Barry Rubin, who blogs in his capacity as director of the Interdisciplinary Center’s Global Research in International Affairs Center, says our collective eye has not been on the ball in covering the Fatah congress — we should be asking why Mahmoud Abbas selected as his successor a hard-line, anti-Oslo process figure, Muhammad Ghaneim:
It would be as if Russia chose a hardline Stalinist as its next leader and that fact was not deemed worth reporting. Might not this tell us something important about the politics and future policies of Fatah and hence of the PA, too?
Why did all those people—two-thirds of the delegates–vote for him? Ghaneim got 33 percent more votes than did Barghouti, who not only has a personal base of support but the appeal of being a “political prisoner.”
Ghaneim is simply not that personally popular.
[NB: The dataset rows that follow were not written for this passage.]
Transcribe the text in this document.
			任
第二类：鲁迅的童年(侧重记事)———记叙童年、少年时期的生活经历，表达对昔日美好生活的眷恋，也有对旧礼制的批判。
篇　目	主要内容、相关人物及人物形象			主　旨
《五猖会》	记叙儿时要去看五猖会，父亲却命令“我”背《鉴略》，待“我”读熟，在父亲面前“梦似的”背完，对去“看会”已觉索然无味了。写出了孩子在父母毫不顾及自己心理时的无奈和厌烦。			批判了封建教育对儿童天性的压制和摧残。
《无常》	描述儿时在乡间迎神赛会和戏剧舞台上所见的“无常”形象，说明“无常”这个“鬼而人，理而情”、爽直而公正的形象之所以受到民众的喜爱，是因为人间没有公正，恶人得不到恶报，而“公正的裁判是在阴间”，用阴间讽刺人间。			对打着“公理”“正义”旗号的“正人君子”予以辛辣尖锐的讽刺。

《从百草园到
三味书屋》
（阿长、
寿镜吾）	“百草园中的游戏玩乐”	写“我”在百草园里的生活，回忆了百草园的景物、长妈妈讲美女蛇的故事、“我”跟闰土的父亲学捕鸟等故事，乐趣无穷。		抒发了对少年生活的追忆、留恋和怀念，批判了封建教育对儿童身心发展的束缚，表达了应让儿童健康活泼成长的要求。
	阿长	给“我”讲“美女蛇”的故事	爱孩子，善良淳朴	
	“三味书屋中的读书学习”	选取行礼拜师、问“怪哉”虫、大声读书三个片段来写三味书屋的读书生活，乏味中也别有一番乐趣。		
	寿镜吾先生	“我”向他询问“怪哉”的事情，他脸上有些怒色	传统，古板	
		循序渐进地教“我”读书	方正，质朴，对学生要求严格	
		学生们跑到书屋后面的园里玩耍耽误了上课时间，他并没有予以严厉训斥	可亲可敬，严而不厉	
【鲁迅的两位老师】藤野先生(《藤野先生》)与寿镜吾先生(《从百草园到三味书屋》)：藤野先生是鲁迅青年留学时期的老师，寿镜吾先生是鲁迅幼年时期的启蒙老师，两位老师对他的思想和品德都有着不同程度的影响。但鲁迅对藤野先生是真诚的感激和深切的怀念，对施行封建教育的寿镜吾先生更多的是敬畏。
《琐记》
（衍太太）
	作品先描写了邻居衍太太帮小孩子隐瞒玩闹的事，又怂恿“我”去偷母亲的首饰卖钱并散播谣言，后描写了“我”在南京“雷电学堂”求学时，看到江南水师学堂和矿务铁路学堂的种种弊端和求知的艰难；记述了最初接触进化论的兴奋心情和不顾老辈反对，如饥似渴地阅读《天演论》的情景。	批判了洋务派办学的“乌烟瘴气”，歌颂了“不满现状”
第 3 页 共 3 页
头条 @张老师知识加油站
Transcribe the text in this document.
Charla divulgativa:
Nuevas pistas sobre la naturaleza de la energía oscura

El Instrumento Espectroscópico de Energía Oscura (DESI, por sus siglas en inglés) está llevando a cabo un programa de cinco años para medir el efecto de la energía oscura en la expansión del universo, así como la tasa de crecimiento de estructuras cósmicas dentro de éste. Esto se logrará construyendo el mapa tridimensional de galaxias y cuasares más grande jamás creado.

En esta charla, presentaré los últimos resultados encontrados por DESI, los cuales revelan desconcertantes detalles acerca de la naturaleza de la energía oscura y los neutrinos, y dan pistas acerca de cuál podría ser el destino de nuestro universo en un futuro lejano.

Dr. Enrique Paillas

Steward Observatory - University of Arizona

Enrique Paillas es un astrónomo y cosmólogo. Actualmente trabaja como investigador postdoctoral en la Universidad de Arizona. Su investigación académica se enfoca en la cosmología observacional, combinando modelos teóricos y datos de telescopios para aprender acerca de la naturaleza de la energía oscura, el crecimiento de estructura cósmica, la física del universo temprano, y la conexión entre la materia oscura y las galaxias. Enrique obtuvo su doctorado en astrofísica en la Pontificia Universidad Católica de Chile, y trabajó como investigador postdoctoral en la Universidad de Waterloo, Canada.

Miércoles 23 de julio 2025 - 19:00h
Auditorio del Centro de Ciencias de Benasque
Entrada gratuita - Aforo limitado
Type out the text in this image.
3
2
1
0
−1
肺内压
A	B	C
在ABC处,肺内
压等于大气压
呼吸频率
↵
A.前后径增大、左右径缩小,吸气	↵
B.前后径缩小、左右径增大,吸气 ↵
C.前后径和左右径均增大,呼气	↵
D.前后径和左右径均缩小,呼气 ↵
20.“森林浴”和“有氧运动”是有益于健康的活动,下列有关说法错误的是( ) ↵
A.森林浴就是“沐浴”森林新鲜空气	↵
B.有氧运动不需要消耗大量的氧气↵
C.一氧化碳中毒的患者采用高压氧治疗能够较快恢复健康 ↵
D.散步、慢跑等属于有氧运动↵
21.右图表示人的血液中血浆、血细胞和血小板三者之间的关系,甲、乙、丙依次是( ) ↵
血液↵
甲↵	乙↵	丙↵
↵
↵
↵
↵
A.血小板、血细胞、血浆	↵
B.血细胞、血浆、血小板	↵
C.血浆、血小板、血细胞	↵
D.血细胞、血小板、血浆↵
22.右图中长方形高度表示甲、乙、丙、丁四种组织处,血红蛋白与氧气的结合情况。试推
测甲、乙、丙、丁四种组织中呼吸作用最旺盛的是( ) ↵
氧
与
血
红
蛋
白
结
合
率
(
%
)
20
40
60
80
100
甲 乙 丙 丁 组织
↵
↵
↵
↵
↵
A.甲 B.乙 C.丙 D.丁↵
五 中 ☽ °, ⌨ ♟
I can speculate that he is the candidate of hardline Fatah chief Farouq Qaddumi, a man who is close to Syria’s radical dictatorship, who is popular but too old to run himself. But the key reason is that Mahmoud Abbas, PA and PLO leader, and his colleagues told delegates to vote for Ghaneim.
Abbas may well leave the scene in the next year and Ghaneim would then become leader of the PA, PLO, and Fatah, too. He would be only the third leader in history of this trio. From a political and policy view this is incredibly important, far more so than the minor changes being touted as revolutionary.
UPDATE: It’s not clear whether Muhammad "Abu Maher" Ghaneim won the successor role. He won the most delegate votes, but I can’t find sourced reporting saying that means he has the successor slot. Also, earlier reporting suggests an Abbas-Ghaneim reconciliation, but does not say whether that means Ghaneim moved towards Abbas’ moderation or the other way around.